There’s a very, very dark thread woven throughout the album. It gets no darker than the opening line of “You Don’t Look So Good” as vocalist Jima bluntly observes, “nothing kills a buzz like a botched suicide.” “Disconnected” also lives up to its title, again with the blunt opening approach: “I know you’re suffering / I don’t really give a damn,” and the druggy band-aid confession: “I had a handful of pills so I took them all.” The old alcoholic stand-by comes into play as well in “Rainbow Afternoon” as a depressed narrator sits in a bar and thinks, “maybe I’d rather just lay down and die.”
Sex and love are also covered, cynically so in “Yes I Do,” where a damned if you do, damned if you don’t philosophy supersedes all thought: “If you try too hard to love her / She will leave you / If you act like you don’t want her / She’ll believe you.”

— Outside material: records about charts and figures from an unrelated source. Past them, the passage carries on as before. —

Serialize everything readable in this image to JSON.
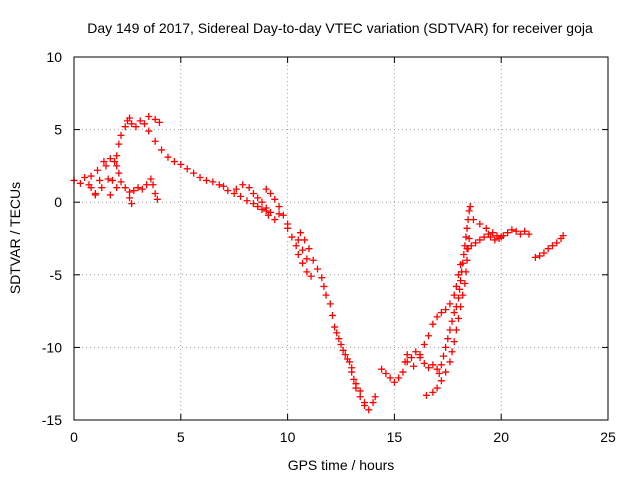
{
  "chart_data": {
    "type": "scatter",
    "title": "Day 149 of 2017, Sidereal Day-to-day VTEC variation (SDTVAR) for receiver goja",
    "xlabel": "GPS time / hours",
    "ylabel": "SDTVAR / TECUs",
    "xlim": [
      0,
      25
    ],
    "ylim": [
      -15,
      10
    ],
    "xticks": [
      0,
      5,
      10,
      15,
      20,
      25
    ],
    "yticks": [
      10,
      5,
      0,
      -5,
      -10,
      -15
    ],
    "grid": true,
    "marker": "+",
    "color": "#ff0000",
    "series": [
      {
        "name": "segment-1",
        "points": [
          [
            0.0,
            1.5
          ],
          [
            0.3,
            1.3
          ],
          [
            0.5,
            1.7
          ],
          [
            0.7,
            1.2
          ],
          [
            0.8,
            1.8
          ],
          [
            1.0,
            0.6
          ],
          [
            1.1,
            2.2
          ],
          [
            1.3,
            1.0
          ],
          [
            1.4,
            2.8
          ],
          [
            1.6,
            1.6
          ],
          [
            1.7,
            0.5
          ],
          [
            1.8,
            1.5
          ],
          [
            1.9,
            2.8
          ],
          [
            2.0,
            3.2
          ],
          [
            2.1,
            2.0
          ],
          [
            2.0,
            1.0
          ]
        ]
      },
      {
        "name": "segment-2",
        "points": [
          [
            0.8,
            1.0
          ],
          [
            1.0,
            0.5
          ],
          [
            1.2,
            1.5
          ],
          [
            1.5,
            2.5
          ],
          [
            1.7,
            3.0
          ],
          [
            2.0,
            2.5
          ],
          [
            2.1,
            4.0
          ],
          [
            2.2,
            4.6
          ],
          [
            2.4,
            5.2
          ],
          [
            2.5,
            5.6
          ],
          [
            2.6,
            5.8
          ],
          [
            2.7,
            5.4
          ],
          [
            2.9,
            5.2
          ],
          [
            3.1,
            5.6
          ],
          [
            3.3,
            5.4
          ],
          [
            3.5,
            5.9
          ],
          [
            3.8,
            5.7
          ],
          [
            4.0,
            5.5
          ]
        ]
      },
      {
        "name": "segment-3",
        "points": [
          [
            2.2,
            1.4
          ],
          [
            2.4,
            1.0
          ],
          [
            2.6,
            0.7
          ],
          [
            2.8,
            0.8
          ],
          [
            3.0,
            1.0
          ],
          [
            3.2,
            0.9
          ],
          [
            3.4,
            1.2
          ],
          [
            3.6,
            1.6
          ],
          [
            3.7,
            1.2
          ],
          [
            3.8,
            0.6
          ],
          [
            3.9,
            0.2
          ],
          [
            2.6,
            0.3
          ],
          [
            2.7,
            -0.1
          ]
        ]
      },
      {
        "name": "segment-4",
        "points": [
          [
            3.5,
            4.9
          ],
          [
            3.8,
            4.2
          ],
          [
            4.1,
            3.6
          ],
          [
            4.4,
            3.1
          ],
          [
            4.7,
            2.8
          ],
          [
            5.0,
            2.6
          ],
          [
            5.3,
            2.3
          ],
          [
            5.6,
            2.0
          ],
          [
            5.9,
            1.7
          ],
          [
            6.2,
            1.5
          ],
          [
            6.5,
            1.4
          ],
          [
            6.8,
            1.2
          ],
          [
            7.0,
            1.1
          ],
          [
            7.2,
            0.8
          ],
          [
            7.5,
            0.6
          ],
          [
            7.8,
            0.4
          ],
          [
            8.1,
            0.1
          ],
          [
            8.4,
            -0.1
          ],
          [
            8.6,
            -0.3
          ],
          [
            8.8,
            -0.5
          ],
          [
            9.0,
            -0.6
          ]
        ]
      },
      {
        "name": "segment-5",
        "points": [
          [
            7.6,
            0.9
          ],
          [
            7.9,
            1.2
          ],
          [
            8.2,
            1.0
          ],
          [
            8.4,
            0.6
          ],
          [
            8.6,
            0.3
          ],
          [
            8.8,
            0.0
          ],
          [
            9.0,
            -0.4
          ],
          [
            9.1,
            -0.9
          ],
          [
            9.0,
            0.9
          ],
          [
            9.2,
            0.6
          ],
          [
            9.4,
            0.2
          ],
          [
            9.6,
            -0.3
          ],
          [
            9.8,
            -0.9
          ],
          [
            10.0,
            -1.5
          ],
          [
            9.6,
            -0.8
          ],
          [
            9.4,
            -1.2
          ],
          [
            9.2,
            -0.7
          ]
        ]
      },
      {
        "name": "segment-6",
        "points": [
          [
            10.0,
            -1.8
          ],
          [
            10.2,
            -2.4
          ],
          [
            10.4,
            -3.0
          ],
          [
            10.5,
            -3.6
          ],
          [
            10.7,
            -4.2
          ],
          [
            10.9,
            -4.8
          ],
          [
            11.1,
            -5.1
          ],
          [
            10.9,
            -3.9
          ],
          [
            10.7,
            -3.3
          ],
          [
            10.5,
            -2.6
          ],
          [
            10.6,
            -2.1
          ],
          [
            10.8,
            -2.6
          ],
          [
            11.0,
            -3.2
          ],
          [
            11.2,
            -4.0
          ],
          [
            11.4,
            -4.6
          ],
          [
            11.6,
            -5.2
          ],
          [
            11.7,
            -5.8
          ],
          [
            11.8,
            -6.4
          ],
          [
            12.0,
            -7.0
          ],
          [
            12.1,
            -7.8
          ],
          [
            12.2,
            -8.6
          ],
          [
            12.4,
            -9.4
          ],
          [
            12.6,
            -10.2
          ],
          [
            12.8,
            -10.8
          ],
          [
            13.0,
            -11.4
          ],
          [
            13.1,
            -12.2
          ],
          [
            13.2,
            -12.8
          ],
          [
            13.4,
            -13.4
          ],
          [
            13.6,
            -14.0
          ],
          [
            13.8,
            -14.3
          ],
          [
            14.0,
            -13.8
          ],
          [
            14.1,
            -13.4
          ]
        ]
      },
      {
        "name": "segment-7",
        "points": [
          [
            12.3,
            -9.0
          ],
          [
            12.5,
            -9.8
          ],
          [
            12.7,
            -10.5
          ],
          [
            12.9,
            -11.0
          ],
          [
            13.0,
            -11.7
          ],
          [
            13.2,
            -12.5
          ],
          [
            13.4,
            -13.0
          ],
          [
            13.6,
            -13.8
          ]
        ]
      },
      {
        "name": "segment-8",
        "points": [
          [
            14.4,
            -11.5
          ],
          [
            14.6,
            -11.8
          ],
          [
            14.8,
            -12.1
          ],
          [
            15.0,
            -12.4
          ],
          [
            15.2,
            -12.1
          ],
          [
            15.4,
            -11.7
          ],
          [
            15.5,
            -11.0
          ],
          [
            15.6,
            -10.5
          ],
          [
            15.8,
            -10.7
          ],
          [
            16.0,
            -10.3
          ],
          [
            16.2,
            -10.7
          ],
          [
            16.4,
            -11.1
          ],
          [
            16.6,
            -11.4
          ],
          [
            16.8,
            -11.2
          ],
          [
            17.0,
            -11.5
          ],
          [
            17.1,
            -11.8
          ],
          [
            17.2,
            -11.2
          ],
          [
            17.3,
            -10.6
          ],
          [
            17.4,
            -10.0
          ],
          [
            17.5,
            -9.4
          ],
          [
            17.6,
            -8.8
          ],
          [
            17.7,
            -8.2
          ],
          [
            17.8,
            -7.6
          ],
          [
            17.9,
            -7.2
          ],
          [
            18.0,
            -6.6
          ],
          [
            18.05,
            -6.0
          ],
          [
            18.1,
            -5.4
          ],
          [
            18.15,
            -4.8
          ],
          [
            18.2,
            -4.2
          ],
          [
            18.25,
            -3.6
          ],
          [
            18.3,
            -3.0
          ],
          [
            18.35,
            -2.4
          ],
          [
            18.4,
            -1.8
          ],
          [
            18.45,
            -1.2
          ],
          [
            18.5,
            -0.6
          ],
          [
            18.55,
            -0.3
          ]
        ]
      },
      {
        "name": "segment-9",
        "points": [
          [
            15.6,
            -11.0
          ],
          [
            15.9,
            -11.3
          ],
          [
            16.2,
            -10.5
          ],
          [
            16.4,
            -9.8
          ],
          [
            16.6,
            -9.2
          ],
          [
            16.8,
            -8.4
          ],
          [
            17.0,
            -7.9
          ],
          [
            17.2,
            -7.6
          ],
          [
            17.4,
            -7.4
          ],
          [
            17.6,
            -7.0
          ],
          [
            17.8,
            -6.4
          ],
          [
            17.9,
            -5.8
          ],
          [
            18.0,
            -5.0
          ],
          [
            18.1,
            -4.3
          ]
        ]
      },
      {
        "name": "segment-10",
        "points": [
          [
            16.5,
            -13.3
          ],
          [
            16.8,
            -13.1
          ],
          [
            17.0,
            -12.8
          ],
          [
            17.2,
            -12.3
          ],
          [
            17.4,
            -11.7
          ],
          [
            17.6,
            -11.0
          ],
          [
            17.7,
            -10.3
          ],
          [
            17.8,
            -9.6
          ],
          [
            17.9,
            -8.8
          ],
          [
            18.0,
            -8.0
          ],
          [
            18.1,
            -7.2
          ],
          [
            18.2,
            -6.4
          ],
          [
            18.3,
            -5.6
          ],
          [
            18.35,
            -4.8
          ],
          [
            18.4,
            -4.0
          ],
          [
            18.45,
            -3.2
          ],
          [
            18.5,
            -2.5
          ]
        ]
      },
      {
        "name": "segment-11",
        "points": [
          [
            18.4,
            -3.2
          ],
          [
            18.6,
            -3.0
          ],
          [
            18.8,
            -2.8
          ],
          [
            19.0,
            -2.6
          ],
          [
            19.2,
            -2.4
          ],
          [
            19.4,
            -2.2
          ],
          [
            19.5,
            -2.4
          ],
          [
            19.7,
            -2.6
          ],
          [
            19.9,
            -2.5
          ],
          [
            20.1,
            -2.3
          ],
          [
            20.3,
            -2.1
          ],
          [
            20.5,
            -1.9
          ],
          [
            20.7,
            -2.0
          ],
          [
            20.9,
            -2.2
          ],
          [
            21.1,
            -2.0
          ],
          [
            21.3,
            -2.2
          ]
        ]
      },
      {
        "name": "segment-12",
        "points": [
          [
            18.7,
            -1.2
          ],
          [
            19.0,
            -1.5
          ],
          [
            19.3,
            -1.8
          ],
          [
            19.6,
            -2.1
          ],
          [
            19.8,
            -2.3
          ],
          [
            20.0,
            -2.4
          ]
        ]
      },
      {
        "name": "segment-13",
        "points": [
          [
            21.6,
            -3.8
          ],
          [
            21.8,
            -3.7
          ],
          [
            22.0,
            -3.5
          ],
          [
            22.2,
            -3.2
          ],
          [
            22.4,
            -3.0
          ],
          [
            22.6,
            -2.8
          ],
          [
            22.8,
            -2.5
          ],
          [
            22.9,
            -2.3
          ]
        ]
      }
    ]
  }
}
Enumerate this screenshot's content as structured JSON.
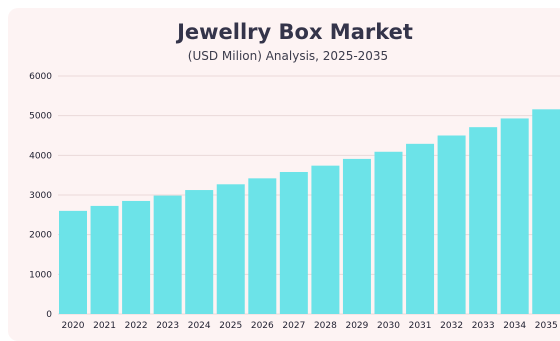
{
  "chart_data": {
    "type": "bar",
    "title": "Jewellry Box Market",
    "subtitle": "(USD Milion) Analysis, 2025-2035",
    "xlabel": "",
    "ylabel": "",
    "categories": [
      "2020",
      "2021",
      "2022",
      "2023",
      "2024",
      "2025",
      "2026",
      "2027",
      "2028",
      "2029",
      "2030",
      "2031",
      "2032",
      "2033",
      "2034",
      "2035"
    ],
    "values": [
      2600,
      2725,
      2850,
      2985,
      3125,
      3270,
      3420,
      3580,
      3740,
      3910,
      4090,
      4290,
      4500,
      4710,
      4930,
      5160
    ],
    "ylim": [
      0,
      6000
    ],
    "yticks": [
      "0",
      "1000",
      "2000",
      "3000",
      "4000",
      "5000",
      "6000"
    ],
    "grid": true,
    "legend": "none",
    "colors": {
      "bar": "#6ce3e8",
      "background": "#fdf3f3",
      "grid": "#ead9d9",
      "title": "#34344a"
    }
  }
}
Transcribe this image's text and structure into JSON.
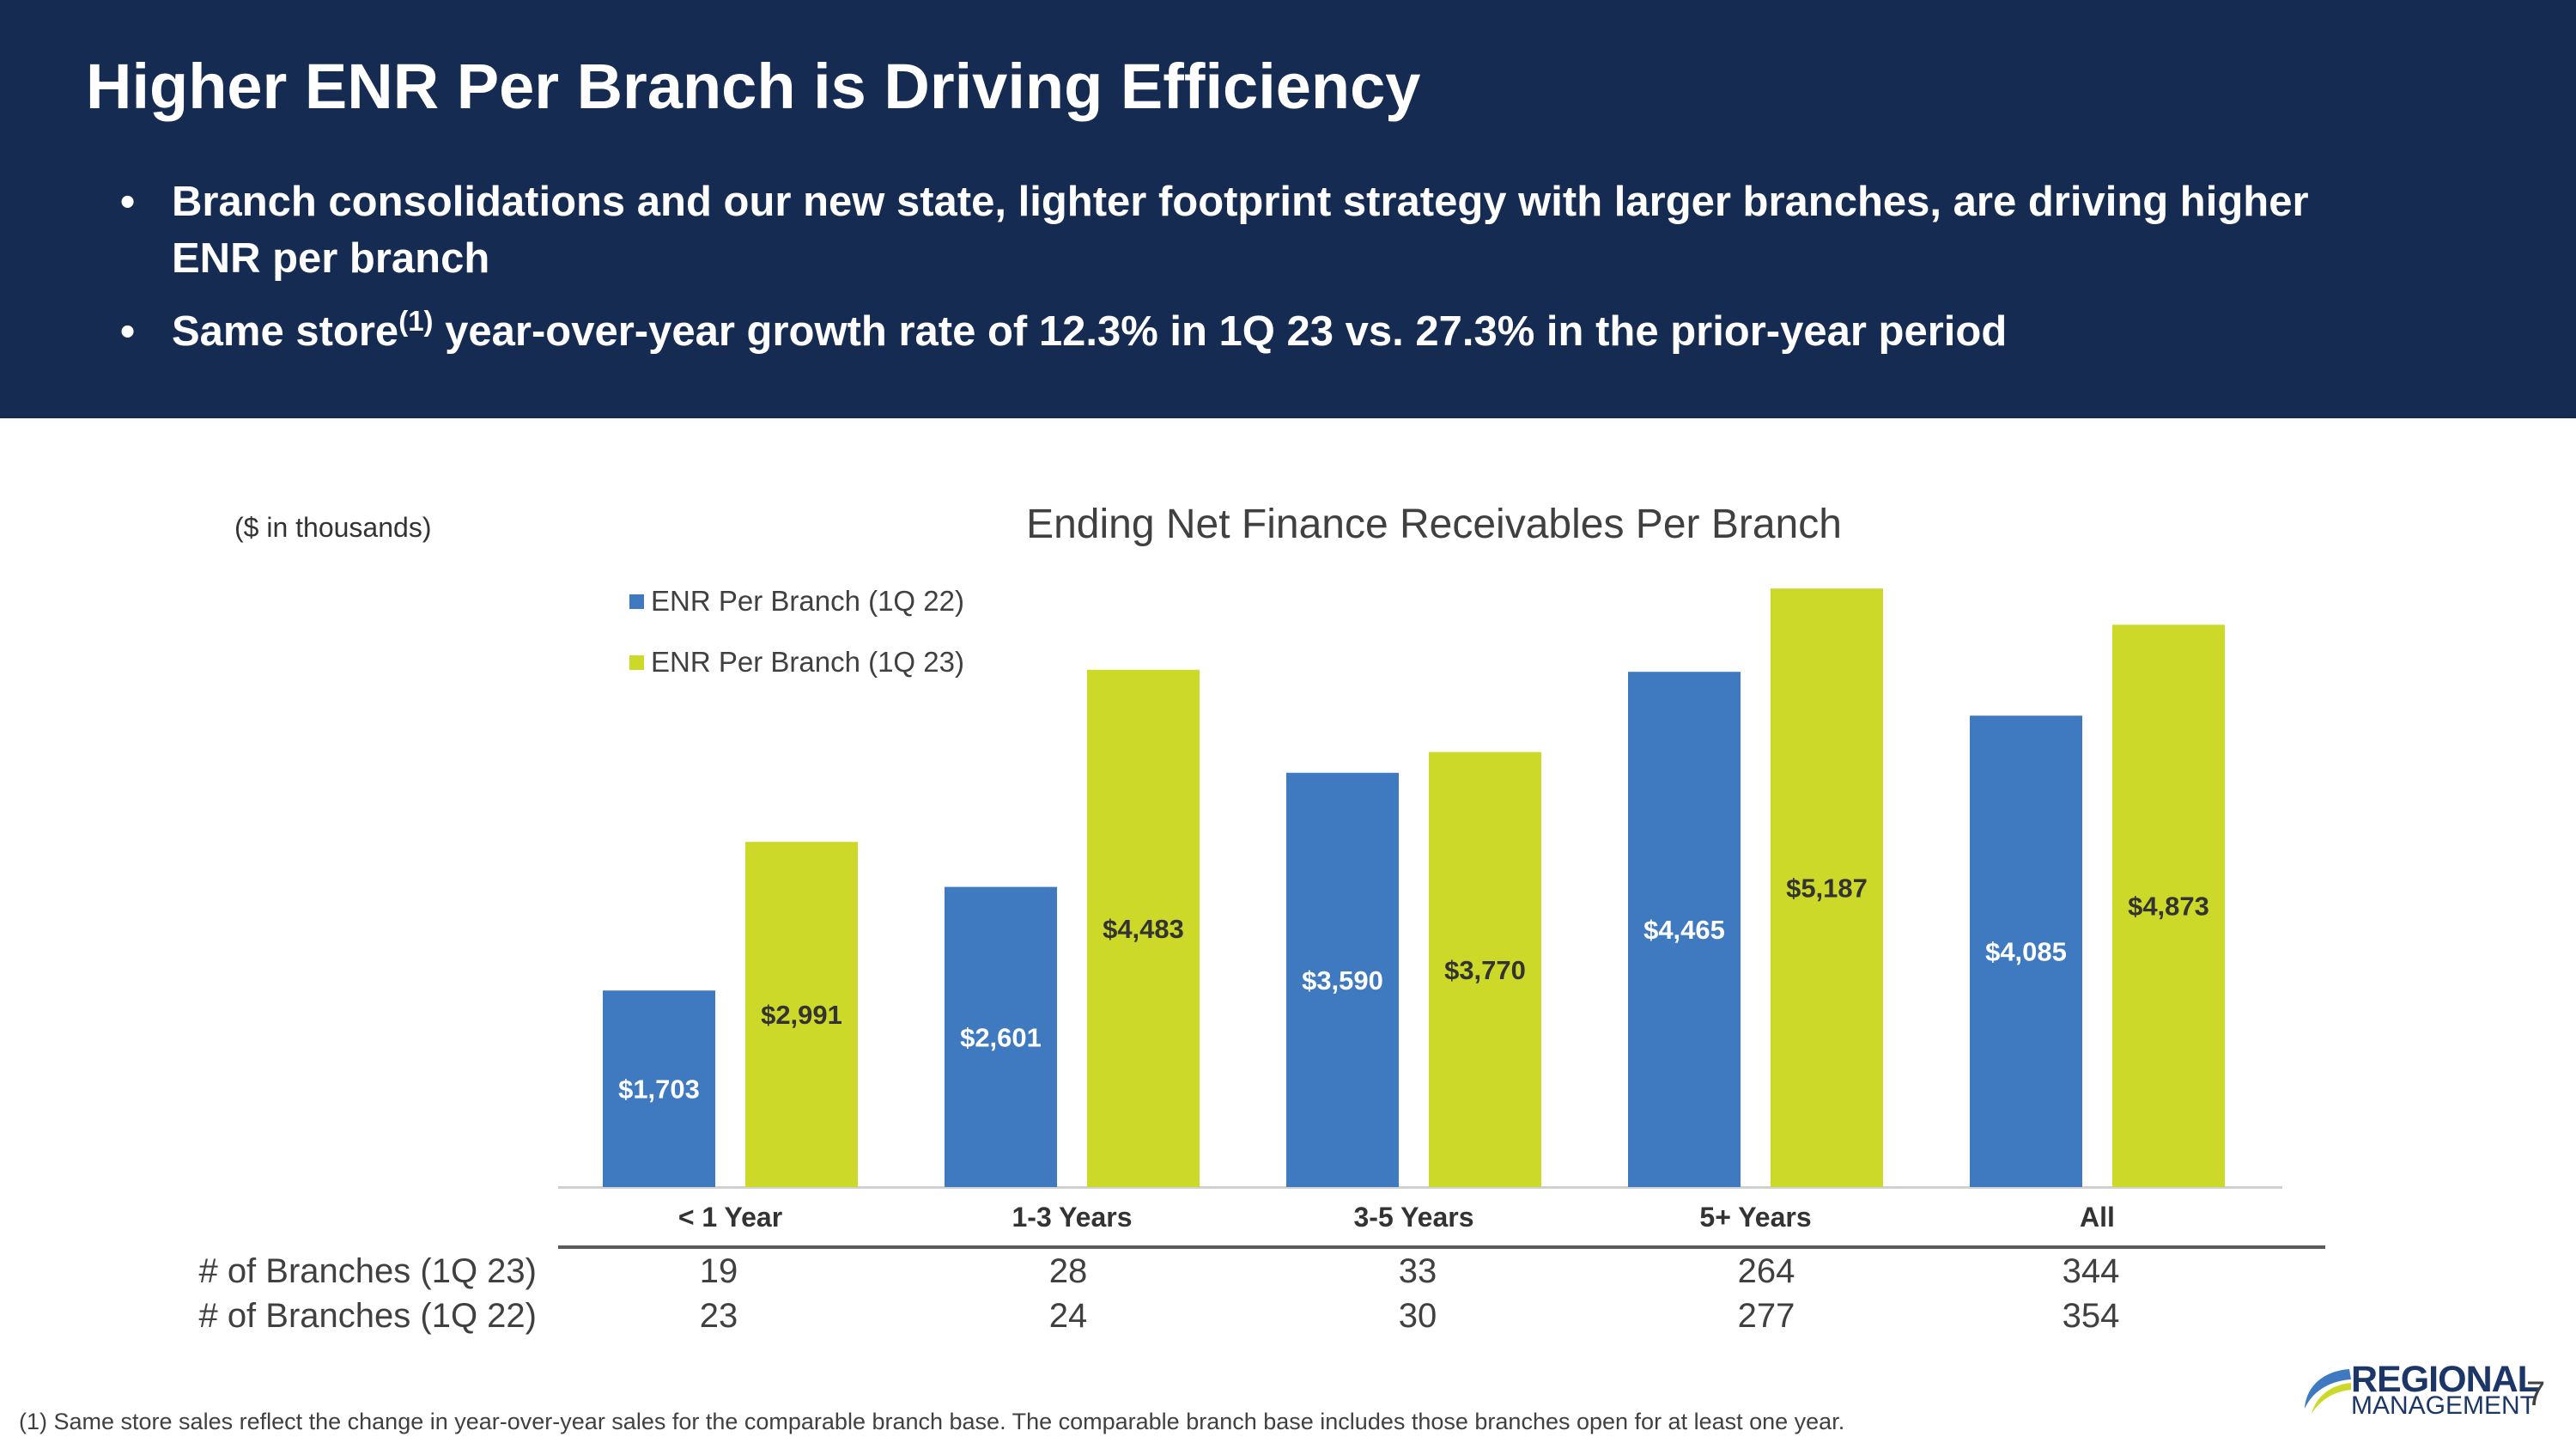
{
  "slide": {
    "title": "Higher ENR Per Branch is Driving Efficiency",
    "bullets": [
      {
        "before": "Branch consolidations and our new state, lighter footprint strategy with larger branches, are driving higher ENR per branch",
        "sup": "",
        "after": ""
      },
      {
        "before": "Same store",
        "sup": "(1)",
        "after": " year-over-year growth rate of 12.3% in 1Q 23 vs. 27.3% in the prior-year period"
      }
    ],
    "bullet_symbol": "•",
    "unit_note": "($ in thousands)",
    "footnote": "(1)  Same store sales reflect the change in year-over-year sales for the comparable branch base. The comparable branch base includes those branches open for at least one year.",
    "page_number": "7",
    "logo": {
      "line1": "REGIONAL",
      "line2": "MANAGEMENT",
      "mark": "®"
    }
  },
  "colors": {
    "header_bg": "#152b52",
    "series_1q22": "#3f7ac0",
    "series_1q23": "#cdd928",
    "label_on_blue": "#ffffff",
    "label_on_green": "#333333"
  },
  "chart_data": {
    "type": "bar",
    "title": "Ending Net Finance Receivables Per Branch",
    "xlabel": "",
    "ylabel": "",
    "ylim": [
      0,
      5300
    ],
    "grid": false,
    "legend_position": "top-left",
    "categories": [
      "< 1 Year",
      "1-3 Years",
      "3-5 Years",
      "5+ Years",
      "All"
    ],
    "series": [
      {
        "name": "ENR Per Branch (1Q 22)",
        "values": [
          1703,
          2601,
          3590,
          4465,
          4085
        ],
        "labels": [
          "$1,703",
          "$2,601",
          "$3,590",
          "$4,465",
          "$4,085"
        ]
      },
      {
        "name": "ENR Per Branch (1Q 23)",
        "values": [
          2991,
          4483,
          3770,
          5187,
          4873
        ],
        "labels": [
          "$2,991",
          "$4,483",
          "$3,770",
          "$5,187",
          "$4,873"
        ]
      }
    ]
  },
  "branch_table": {
    "rows": [
      {
        "label": "# of Branches (1Q 23)",
        "values": [
          "19",
          "28",
          "33",
          "264",
          "344"
        ]
      },
      {
        "label": "# of Branches (1Q 22)",
        "values": [
          "23",
          "24",
          "30",
          "277",
          "354"
        ]
      }
    ]
  }
}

“She’s Got Chemicals” is ultimately the best entry here. With its classic use of drugs as a metaphor for love (“I can’t resist the buzz she gives ... Those chemicals are right here in my mind”), the song whose lyrics gave the album its title provides the most positive and heartwarming emotions. What’s more, its melodic refrain makes it the catchiest, most radio-friendly tune of the bunch.